A previous post on this blog explored why it’s so hard to come up with a reliable measurement of the average lifespan of a webpage. In essence, the argument came down to this: links and the websites they represent tend to become decoupled over time. Without a broad understanding of how that process takes place, it’s hard to make definitive claims about the persistence of websites when available automated tools can only capably check for the persistence of links.
In an ideal web, webmasters would adhere to Tim Berners-Lee’s notion of “cool URIs” – links that have been purposely maintained so as to remain stable. Stable links are more useful to users, and it is technically feasible to maintain any particular link for at least the lifespan of the resource it points to. However, given both the popular perception of and the abundance of scholarly literature on link decay, it’s probably safe to say that Tim Berners-Lee’s vision for a cool URI-enabled web hasn’t yet been realized.
The good news is that websites are more durable than links. This is supported by multiple studies and makes intuitive sense, as well. The bad news is that most contemporary web archiving tools are actually link archiving tools; they are designed to agnostically capture and replay the content represented by links, not the intellectual objects (i.e., the websites) of interest per se. For the Library of Congress thematic web archives, we can only assure that the links we’re capturing continue to correspond to the websites we care about preserving by manually inspecting them on an ongoing basis.
To better understand the discrepancy between link and website persistence as well as the disposition of websites that we previously archived, intern Heidi Hernandez and I revisited 1,071 links archived as part of the U.S. Election 2002 web archive collection.
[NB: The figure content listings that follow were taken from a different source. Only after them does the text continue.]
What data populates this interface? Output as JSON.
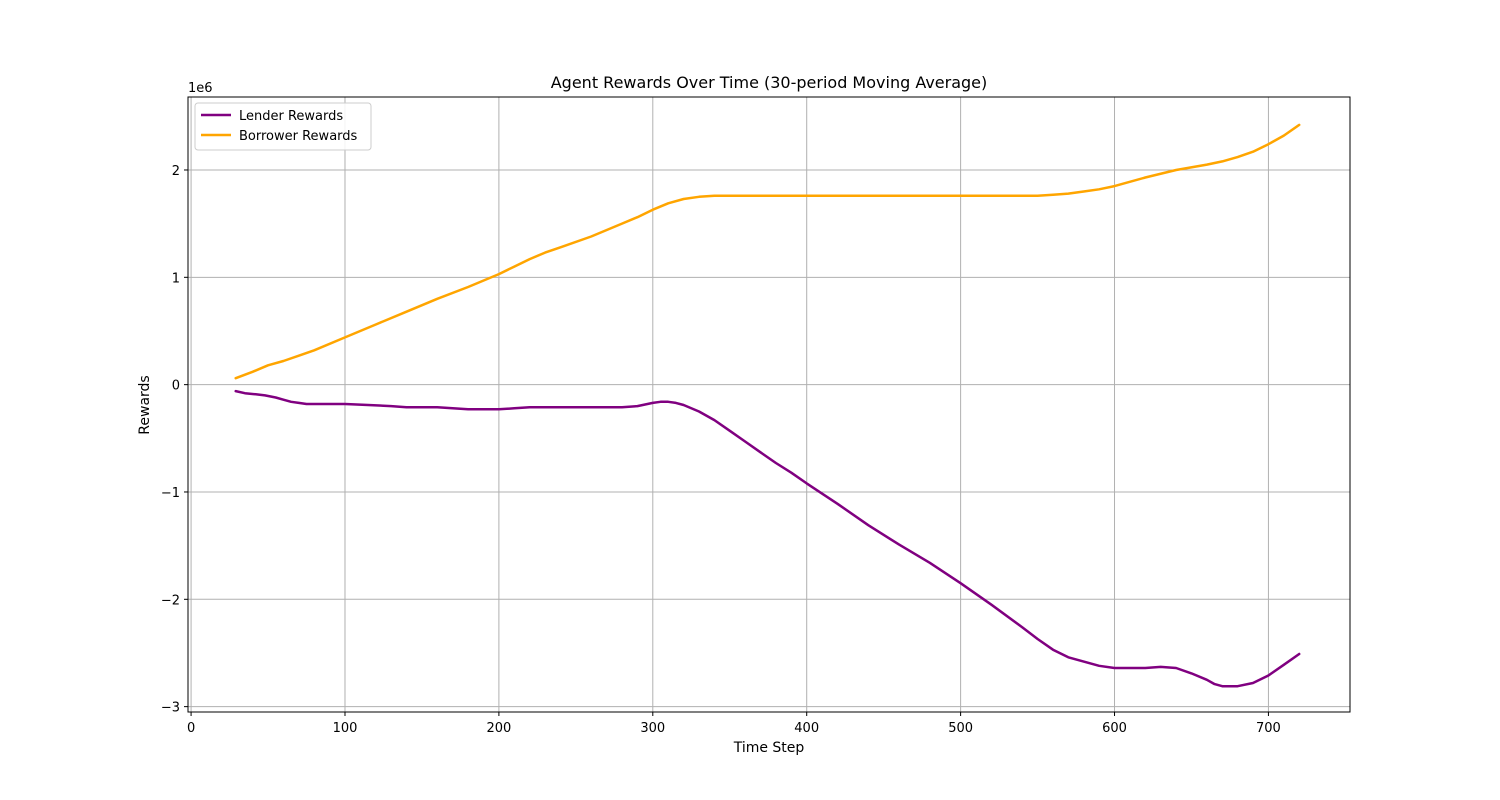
{
  "chart_data": {
    "type": "line",
    "title": "Agent Rewards Over Time (30-period Moving Average)",
    "xlabel": "Time Step",
    "ylabel": "Rewards",
    "y_scale_label": "1e6",
    "xlim": [
      -2,
      753
    ],
    "ylim": [
      -3.05,
      2.68
    ],
    "x_ticks": [
      0,
      100,
      200,
      300,
      400,
      500,
      600,
      700
    ],
    "y_ticks": [
      -3,
      -2,
      -1,
      0,
      1,
      2
    ],
    "y_tick_labels": [
      "−3",
      "−2",
      "−1",
      "0",
      "1",
      "2"
    ],
    "grid": true,
    "legend_position": "top-left",
    "series": [
      {
        "name": "Lender Rewards",
        "color": "#800080",
        "x": [
          29,
          35,
          42,
          48,
          55,
          60,
          65,
          70,
          75,
          85,
          100,
          115,
          130,
          140,
          145,
          155,
          160,
          170,
          180,
          190,
          200,
          210,
          220,
          230,
          240,
          250,
          260,
          270,
          280,
          290,
          300,
          305,
          310,
          315,
          320,
          330,
          340,
          350,
          360,
          370,
          380,
          390,
          400,
          420,
          440,
          460,
          480,
          500,
          520,
          540,
          550,
          560,
          570,
          580,
          590,
          600,
          610,
          620,
          630,
          640,
          650,
          660,
          665,
          670,
          680,
          690,
          700,
          710,
          720
        ],
        "y": [
          -0.06,
          -0.08,
          -0.09,
          -0.1,
          -0.12,
          -0.14,
          -0.16,
          -0.17,
          -0.18,
          -0.18,
          -0.18,
          -0.19,
          -0.2,
          -0.21,
          -0.21,
          -0.21,
          -0.21,
          -0.22,
          -0.23,
          -0.23,
          -0.23,
          -0.22,
          -0.21,
          -0.21,
          -0.21,
          -0.21,
          -0.21,
          -0.21,
          -0.21,
          -0.2,
          -0.17,
          -0.16,
          -0.16,
          -0.17,
          -0.19,
          -0.25,
          -0.33,
          -0.43,
          -0.53,
          -0.63,
          -0.73,
          -0.82,
          -0.92,
          -1.11,
          -1.31,
          -1.49,
          -1.66,
          -1.85,
          -2.05,
          -2.26,
          -2.37,
          -2.47,
          -2.54,
          -2.58,
          -2.62,
          -2.64,
          -2.64,
          -2.64,
          -2.63,
          -2.64,
          -2.69,
          -2.75,
          -2.79,
          -2.81,
          -2.81,
          -2.78,
          -2.71,
          -2.61,
          -2.51
        ]
      },
      {
        "name": "Borrower Rewards",
        "color": "#FFA500",
        "x": [
          29,
          40,
          50,
          60,
          70,
          80,
          100,
          120,
          140,
          160,
          180,
          200,
          210,
          220,
          230,
          240,
          260,
          280,
          290,
          300,
          310,
          320,
          330,
          340,
          400,
          500,
          550,
          560,
          570,
          580,
          590,
          600,
          620,
          640,
          660,
          670,
          680,
          690,
          700,
          710,
          720
        ],
        "y": [
          0.06,
          0.12,
          0.18,
          0.22,
          0.27,
          0.32,
          0.44,
          0.56,
          0.68,
          0.8,
          0.91,
          1.03,
          1.1,
          1.17,
          1.23,
          1.28,
          1.38,
          1.5,
          1.56,
          1.63,
          1.69,
          1.73,
          1.75,
          1.76,
          1.76,
          1.76,
          1.76,
          1.77,
          1.78,
          1.8,
          1.82,
          1.85,
          1.93,
          2.0,
          2.05,
          2.08,
          2.12,
          2.17,
          2.24,
          2.32,
          2.42
        ]
      }
    ]
  }
}
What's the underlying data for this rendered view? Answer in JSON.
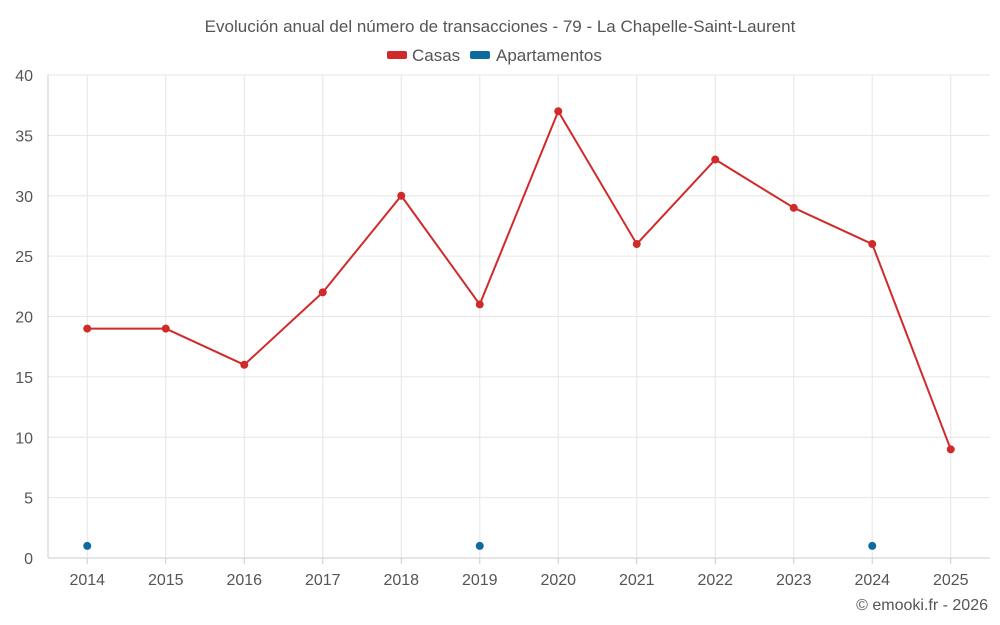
{
  "chart_data": {
    "type": "line",
    "title": "Evolución anual del número de transacciones - 79 - La Chapelle-Saint-Laurent",
    "categories": [
      "2014",
      "2015",
      "2016",
      "2017",
      "2018",
      "2019",
      "2020",
      "2021",
      "2022",
      "2023",
      "2024",
      "2025"
    ],
    "series": [
      {
        "name": "Casas",
        "color": "#d12a2a",
        "values": [
          19,
          19,
          16,
          22,
          30,
          21,
          37,
          26,
          33,
          29,
          26,
          9
        ],
        "line": true
      },
      {
        "name": "Apartamentos",
        "color": "#0f6aa0",
        "values": [
          1,
          null,
          null,
          null,
          null,
          1,
          null,
          null,
          null,
          null,
          1,
          null
        ],
        "line": false
      }
    ],
    "y_ticks": [
      "0",
      "5",
      "10",
      "15",
      "20",
      "25",
      "30",
      "35",
      "40"
    ],
    "ylim": [
      0,
      40
    ],
    "xlabel": "",
    "ylabel": "",
    "legend": "top-center",
    "grid": true
  },
  "credit": "© emooki.fr - 2026"
}
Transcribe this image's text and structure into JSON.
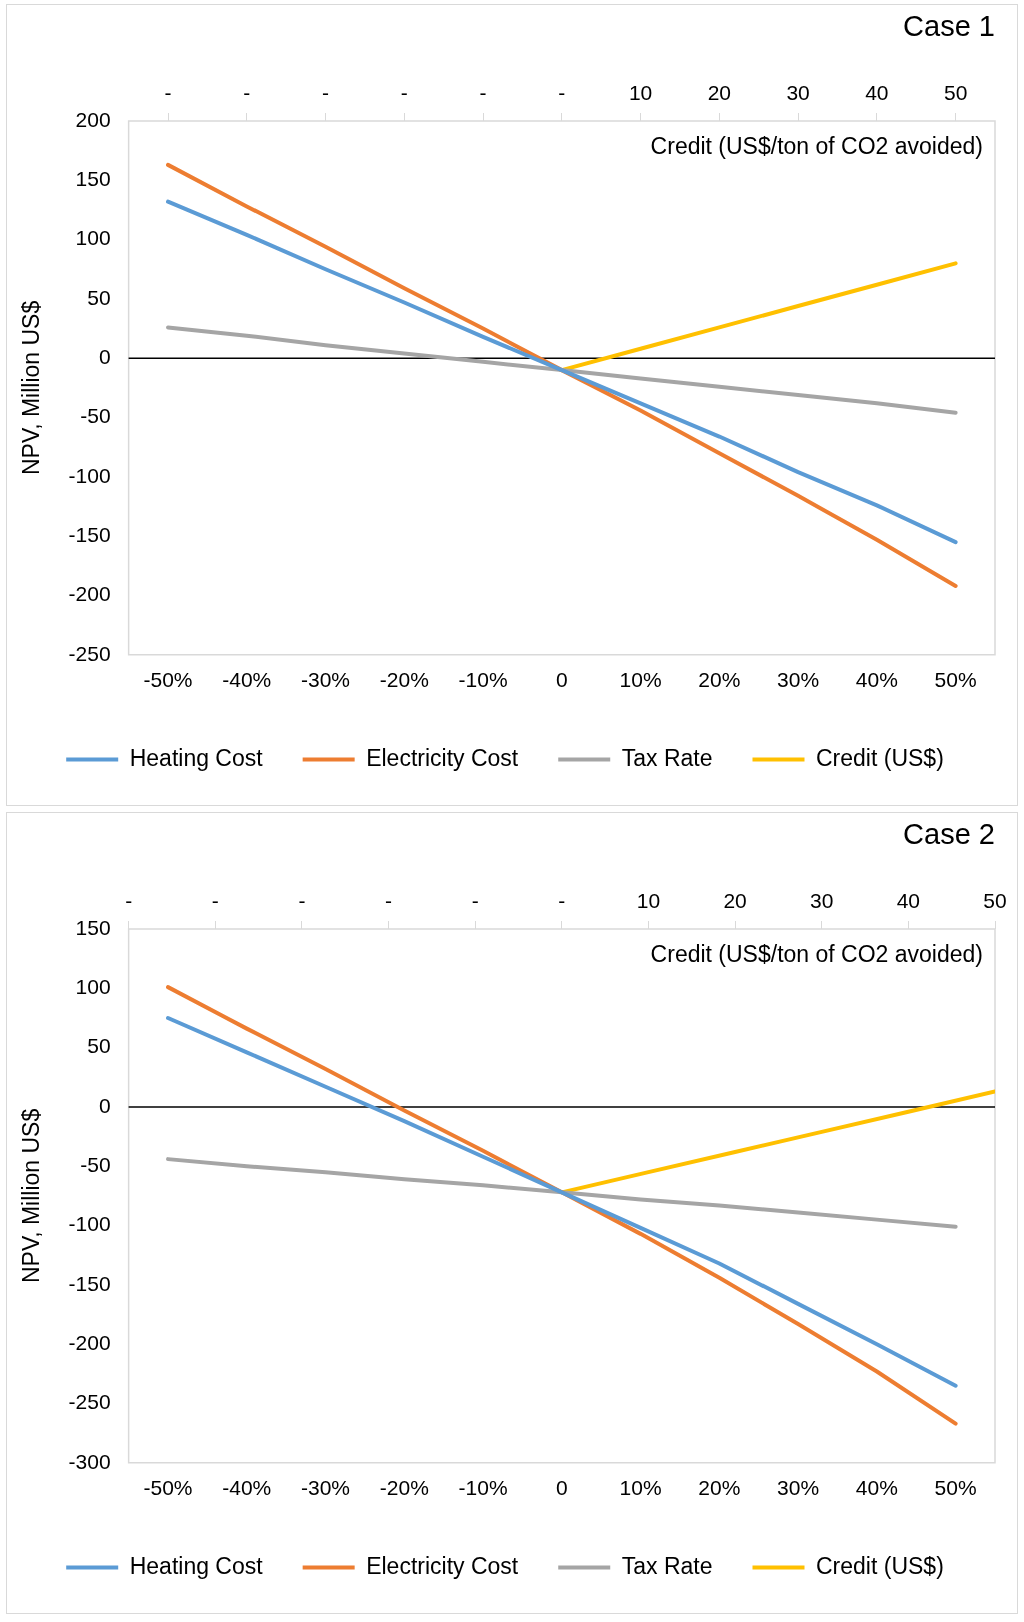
{
  "chart_data": [
    {
      "type": "line",
      "title": "Case 1",
      "ylabel": "NPV, Million US$",
      "x2label": "Credit (US$/ton of CO2 avoided)",
      "categories": [
        "-50%",
        "-40%",
        "-30%",
        "-20%",
        "-10%",
        "0",
        "10%",
        "20%",
        "30%",
        "40%",
        "50%"
      ],
      "ylim": [
        -250,
        200
      ],
      "yticks": [
        -250,
        -200,
        -150,
        -100,
        -50,
        0,
        50,
        100,
        150,
        200
      ],
      "x2lim": [
        -55,
        55
      ],
      "x2ticks": [
        {
          "value": -50,
          "label": "-"
        },
        {
          "value": -40,
          "label": "-"
        },
        {
          "value": -30,
          "label": "-"
        },
        {
          "value": -20,
          "label": "-"
        },
        {
          "value": -10,
          "label": "-"
        },
        {
          "value": 0,
          "label": "-"
        },
        10,
        20,
        30,
        40,
        50
      ],
      "series": [
        {
          "name": "Heating Cost",
          "color": "#5b9bd5",
          "values": [
            132,
            104,
            75,
            47,
            18,
            -10,
            -38,
            -66,
            -96,
            -124,
            -155
          ]
        },
        {
          "name": "Electricity Cost",
          "color": "#ed7d31",
          "values": [
            163,
            128,
            94,
            59,
            25,
            -10,
            -44,
            -80,
            -116,
            -153,
            -192
          ]
        },
        {
          "name": "Tax Rate",
          "color": "#a5a5a5",
          "values": [
            26,
            19,
            11,
            4,
            -3,
            -10,
            -17,
            -24,
            -31,
            -38,
            -46
          ]
        },
        {
          "name": "Credit (US$)",
          "color": "#ffc000",
          "axis": "x2",
          "x": [
            0,
            10,
            20,
            30,
            40,
            50
          ],
          "values": [
            -10,
            8,
            26,
            44,
            62,
            80
          ]
        }
      ],
      "ref_lines": [
        {
          "axis": "y",
          "value": 0,
          "color": "#000000"
        }
      ],
      "grid": false,
      "legend": "bottom",
      "marker": "none",
      "line_style": "solid"
    },
    {
      "type": "line",
      "title": "Case 2",
      "ylabel": "NPV, Million US$",
      "x2label": "Credit (US$/ton of CO2 avoided)",
      "categories": [
        "-50%",
        "-40%",
        "-30%",
        "-20%",
        "-10%",
        "0",
        "10%",
        "20%",
        "30%",
        "40%",
        "50%"
      ],
      "ylim": [
        -300,
        150
      ],
      "yticks": [
        -300,
        -250,
        -200,
        -150,
        -100,
        -50,
        0,
        50,
        100,
        150
      ],
      "x2lim": [
        -50,
        50
      ],
      "x2ticks": [
        {
          "value": -50,
          "label": "-"
        },
        {
          "value": -40,
          "label": "-"
        },
        {
          "value": -30,
          "label": "-"
        },
        {
          "value": -20,
          "label": "-"
        },
        {
          "value": -10,
          "label": "-"
        },
        {
          "value": 0,
          "label": "-"
        },
        10,
        20,
        30,
        40,
        50
      ],
      "series": [
        {
          "name": "Heating Cost",
          "color": "#5b9bd5",
          "values": [
            75,
            46,
            17,
            -12,
            -42,
            -72,
            -102,
            -132,
            -166,
            -200,
            -235
          ]
        },
        {
          "name": "Electricity Cost",
          "color": "#ed7d31",
          "values": [
            101,
            66,
            32,
            -3,
            -37,
            -72,
            -107,
            -144,
            -183,
            -223,
            -267
          ]
        },
        {
          "name": "Tax Rate",
          "color": "#a5a5a5",
          "values": [
            -44,
            -50,
            -55,
            -61,
            -66,
            -72,
            -78,
            -83,
            -89,
            -95,
            -101
          ]
        },
        {
          "name": "Credit (US$)",
          "color": "#ffc000",
          "axis": "x2",
          "x": [
            0,
            10,
            20,
            30,
            40,
            50
          ],
          "values": [
            -72,
            -55,
            -38,
            -21,
            -4,
            13
          ]
        }
      ],
      "ref_lines": [
        {
          "axis": "y",
          "value": 0,
          "color": "#000000"
        }
      ],
      "grid": false,
      "legend": "bottom",
      "marker": "none",
      "line_style": "solid"
    }
  ]
}
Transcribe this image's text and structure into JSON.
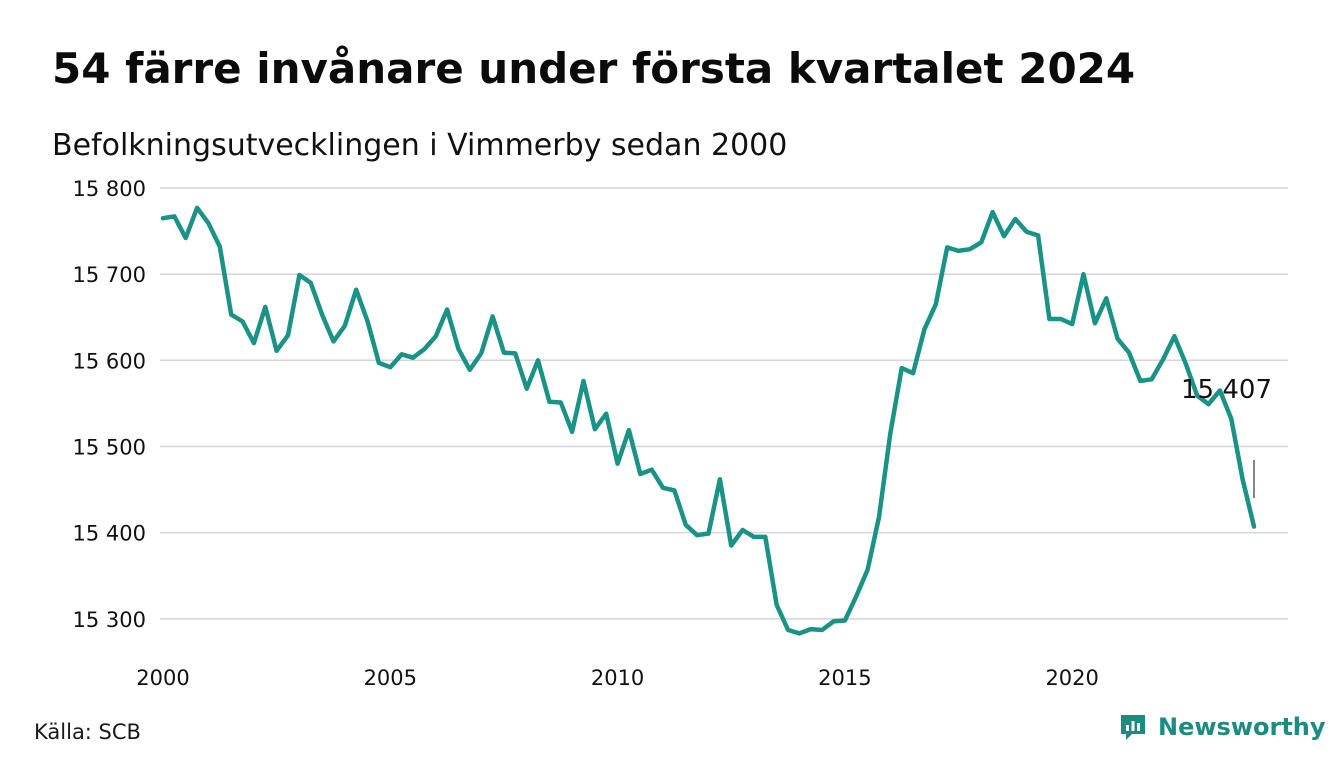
{
  "header": {
    "title": "54 färre invånare under första kvartalet 2024",
    "subtitle": "Befolkningsutvecklingen i Vimmerby sedan 2000"
  },
  "footer": {
    "source": "Källa: SCB",
    "brand": "Newsworthy",
    "brand_icon": "bar-chart-bubble-icon"
  },
  "colors": {
    "line": "#1a9285",
    "grid": "#d6d6db",
    "text": "#111111",
    "brand": "#1a8c80"
  },
  "chart_data": {
    "type": "line",
    "x_start": 2000.0,
    "x_step": 0.25,
    "series": [
      {
        "values": [
          15765,
          15767,
          15742,
          15777,
          15759,
          15732,
          15653,
          15645,
          15620,
          15662,
          15611,
          15629,
          15699,
          15690,
          15653,
          15622,
          15640,
          15682,
          15645,
          15597,
          15592,
          15607,
          15603,
          15613,
          15628,
          15659,
          15613,
          15589,
          15608,
          15651,
          15609,
          15608,
          15567,
          15600,
          15552,
          15551,
          15517,
          15576,
          15520,
          15538,
          15480,
          15519,
          15468,
          15473,
          15452,
          15449,
          15409,
          15397,
          15399,
          15462,
          15385,
          15403,
          15395,
          15395,
          15316,
          15287,
          15283,
          15288,
          15287,
          15297,
          15298,
          15326,
          15357,
          15418,
          15515,
          15591,
          15585,
          15636,
          15665,
          15731,
          15727,
          15729,
          15737,
          15772,
          15744,
          15764,
          15749,
          15745,
          15648,
          15648,
          15642,
          15700,
          15643,
          15672,
          15625,
          15609,
          15576,
          15578,
          15601,
          15628,
          15596,
          15559,
          15549,
          15565,
          15532,
          15462,
          15407
        ]
      }
    ],
    "xticks": [
      2000,
      2005,
      2010,
      2015,
      2020
    ],
    "yticks": [
      15300,
      15400,
      15500,
      15600,
      15700,
      15800
    ],
    "ytick_labels": [
      "15 300",
      "15 400",
      "15 500",
      "15 600",
      "15 700",
      "15 800"
    ],
    "xlim": [
      2000,
      2024.5
    ],
    "ylim": [
      15280,
      15800
    ],
    "grid": true,
    "annotation": {
      "text": "15 407",
      "x": 2024.0,
      "y": 15407
    }
  }
}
We excluded over 1,000 links corresponding to electoral candidate websites, as they were especially short-lived. The remaining links corresponded to state government, political party, advocacy group, newspaper, and political blog sites.
We followed a two-part methodology. First, following the approach of many other link persistence studies, we ran the entire list of links through a link checker and recorded the http response codes (e.g., 404, 200, 301, 500, etc.). Second, we visited each of the links and noted whether the corresponding website was the same as that which was archived. If the website was different, or if the link didn’t work, we tried to discover the new location of the website using search engines.
There were a few noteworthy findings:
- Taking the link persistence measurement as a measurement of website persistence overestimated the latter, because some working links pointed to different websites. In our study, 8% of working links pointed to different websites.
- Taking the link persistence measurement as a measurement of website persistence also and more significantly underestimated website persistence, because websites often existed at new locations even if their previous link either no longer worked or now corresponded to a different website. In our study, 82% of websites associated with non-working links and 48% of websites whose links now corresponded to different websites still existed.
- In aggregate, 94% of the previously-archived websites still existed, 3% more than would’ve been predicted by checking links alone.
This last point should most certainly not be interpreted as a sign of the superfluity of web archiving; recall that over 1,000 links to now-disappeared websites were excluded from the analysis. Also consider, for example, that just because the White House website still exists eleven years after we archived it as part of the U.S. Election 2002 web archive collection doesn’t mean that any of the resources that made up the White House website of eleven years ago are still accessible now.
All-in-all, though, the results suggest a more complicated picture of the ephemeral web than the popular conception that tends to conflate the disappearance of links and that of websites.